Moreover, this year’s survey again documented that DACA is associated with higher wages. The survey found that 57 percent reported getting a job with better pay after their DACA application was approved, with an average 86 percent increase in hourly wages. These gains are even stronger among recipients age 25 and older, who reported an average 128 percent gain in wages.

The 2019 survey results also reiterate that DACA recipients are woven into the fabric of their communities here. Our respondents’ average age of migration to the U.S. is 6 years of age, so DACA youth, on average, have lived most of their lives in the U.S. Most respondents (69 percent) do not have any immediate family in the countries where they were born. Yet 70 percent do have an immediate family member who is a U.S. citizen. Since being granted DACA, immigrant youth in our study have gotten driver’s licenses (80.2 percent), opened bank accounts (56.5 percent), and bought their first cars (59.5 percent) and even homes (13.6 percent). More than two-thirds of respondents reported feeling more like they belong in the U.S. and no longer afraid because of their immigration status since their DACA applications were approved. This complements other research finding that receiving DACA is strongly associated with gains in psychological wellbeing.

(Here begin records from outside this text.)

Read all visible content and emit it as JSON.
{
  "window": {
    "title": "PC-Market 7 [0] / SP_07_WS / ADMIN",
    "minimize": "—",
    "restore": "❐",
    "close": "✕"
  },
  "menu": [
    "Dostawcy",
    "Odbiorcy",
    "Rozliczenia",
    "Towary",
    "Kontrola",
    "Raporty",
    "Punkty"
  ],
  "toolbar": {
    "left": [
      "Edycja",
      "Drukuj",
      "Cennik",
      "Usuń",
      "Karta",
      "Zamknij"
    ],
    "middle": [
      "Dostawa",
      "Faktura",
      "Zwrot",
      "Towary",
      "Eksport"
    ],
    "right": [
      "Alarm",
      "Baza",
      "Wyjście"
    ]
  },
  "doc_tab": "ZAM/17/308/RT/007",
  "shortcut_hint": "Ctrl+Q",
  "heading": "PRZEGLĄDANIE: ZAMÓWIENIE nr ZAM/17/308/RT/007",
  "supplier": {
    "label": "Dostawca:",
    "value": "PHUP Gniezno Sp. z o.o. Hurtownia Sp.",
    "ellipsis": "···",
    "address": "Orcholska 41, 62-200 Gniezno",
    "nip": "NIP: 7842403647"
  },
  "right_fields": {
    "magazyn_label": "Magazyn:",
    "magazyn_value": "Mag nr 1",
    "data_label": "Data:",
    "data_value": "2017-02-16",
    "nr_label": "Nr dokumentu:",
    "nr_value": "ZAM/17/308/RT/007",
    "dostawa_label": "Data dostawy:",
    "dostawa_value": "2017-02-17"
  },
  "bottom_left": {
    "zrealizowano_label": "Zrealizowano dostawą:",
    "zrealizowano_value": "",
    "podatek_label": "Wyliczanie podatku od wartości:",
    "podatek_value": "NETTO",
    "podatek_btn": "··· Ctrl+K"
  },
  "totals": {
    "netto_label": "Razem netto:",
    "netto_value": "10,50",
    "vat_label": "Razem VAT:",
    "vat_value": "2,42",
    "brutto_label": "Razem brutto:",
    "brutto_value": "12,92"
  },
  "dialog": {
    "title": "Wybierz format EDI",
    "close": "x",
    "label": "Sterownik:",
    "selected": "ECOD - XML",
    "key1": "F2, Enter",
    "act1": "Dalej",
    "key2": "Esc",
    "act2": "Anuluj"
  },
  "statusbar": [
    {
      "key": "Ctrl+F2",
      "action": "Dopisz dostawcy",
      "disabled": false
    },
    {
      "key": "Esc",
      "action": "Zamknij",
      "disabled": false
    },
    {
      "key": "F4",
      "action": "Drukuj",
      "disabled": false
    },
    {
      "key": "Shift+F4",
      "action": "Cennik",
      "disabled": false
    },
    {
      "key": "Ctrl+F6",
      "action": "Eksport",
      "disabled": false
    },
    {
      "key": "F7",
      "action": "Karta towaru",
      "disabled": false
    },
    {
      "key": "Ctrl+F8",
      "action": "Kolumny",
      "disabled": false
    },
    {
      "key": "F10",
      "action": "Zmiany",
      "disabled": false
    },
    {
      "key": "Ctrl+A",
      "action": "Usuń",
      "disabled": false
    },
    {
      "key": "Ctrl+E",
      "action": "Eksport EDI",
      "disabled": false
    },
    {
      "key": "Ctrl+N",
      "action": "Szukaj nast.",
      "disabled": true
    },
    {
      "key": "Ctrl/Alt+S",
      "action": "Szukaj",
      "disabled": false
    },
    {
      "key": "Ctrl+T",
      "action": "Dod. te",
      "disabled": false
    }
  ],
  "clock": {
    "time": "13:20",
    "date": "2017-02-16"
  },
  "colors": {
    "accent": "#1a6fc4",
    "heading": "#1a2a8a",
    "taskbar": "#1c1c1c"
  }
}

As DACA recipients grow older, they are forming their own families here in the U.S. Among respondents 25 and older, 27 percent have children. We know from other estimates that approximately 256,000 children in the U.S. have a parent with DACA. Unfortunately, the uncertainty surrounding DACA presents a source of constant worry for these parents. About three-quarters of parents in the study report thinking about being separated from their children about once a day or more, and close to that amount (72 percent) worry about not being able to see their children grow up because the parents may be deported. In fact, fears of enforcement are pervasive among the sample in general. About half of all respondents think about being deported at least once a day, and two-thirds worry about a family member being detained.

New findings also suggest what’s at stake for recipients who face the possibility of losing their DACA status and potentially being deported to the countries where they were born. According to this year’s survey, 93 percent of the sample indicated that if they were deported, they would be concerned, once arriving in their country of birth, about their or their families’ physical safety, access to health care or education, food security, or becoming homeless.

The results are clear. Providing even temporary protections to undocumented youth has resulted in substantial gains, for them and for the U.S. generally. Taking away DACA would mean denying DACA recipients opportunities for higher education, better quality jobs and, potentially, the ability to remain with their families in the country that has been their home for decades. It would also deny recipients a sense of and actual belonging in their communities and, in turn, deny those communities the economic, civic, and professional contributions that DACA recipients make in them every day.


Holly Straut-Eppsteiner is NILC’s Mellon/ACLS Public Fellow and research program manager.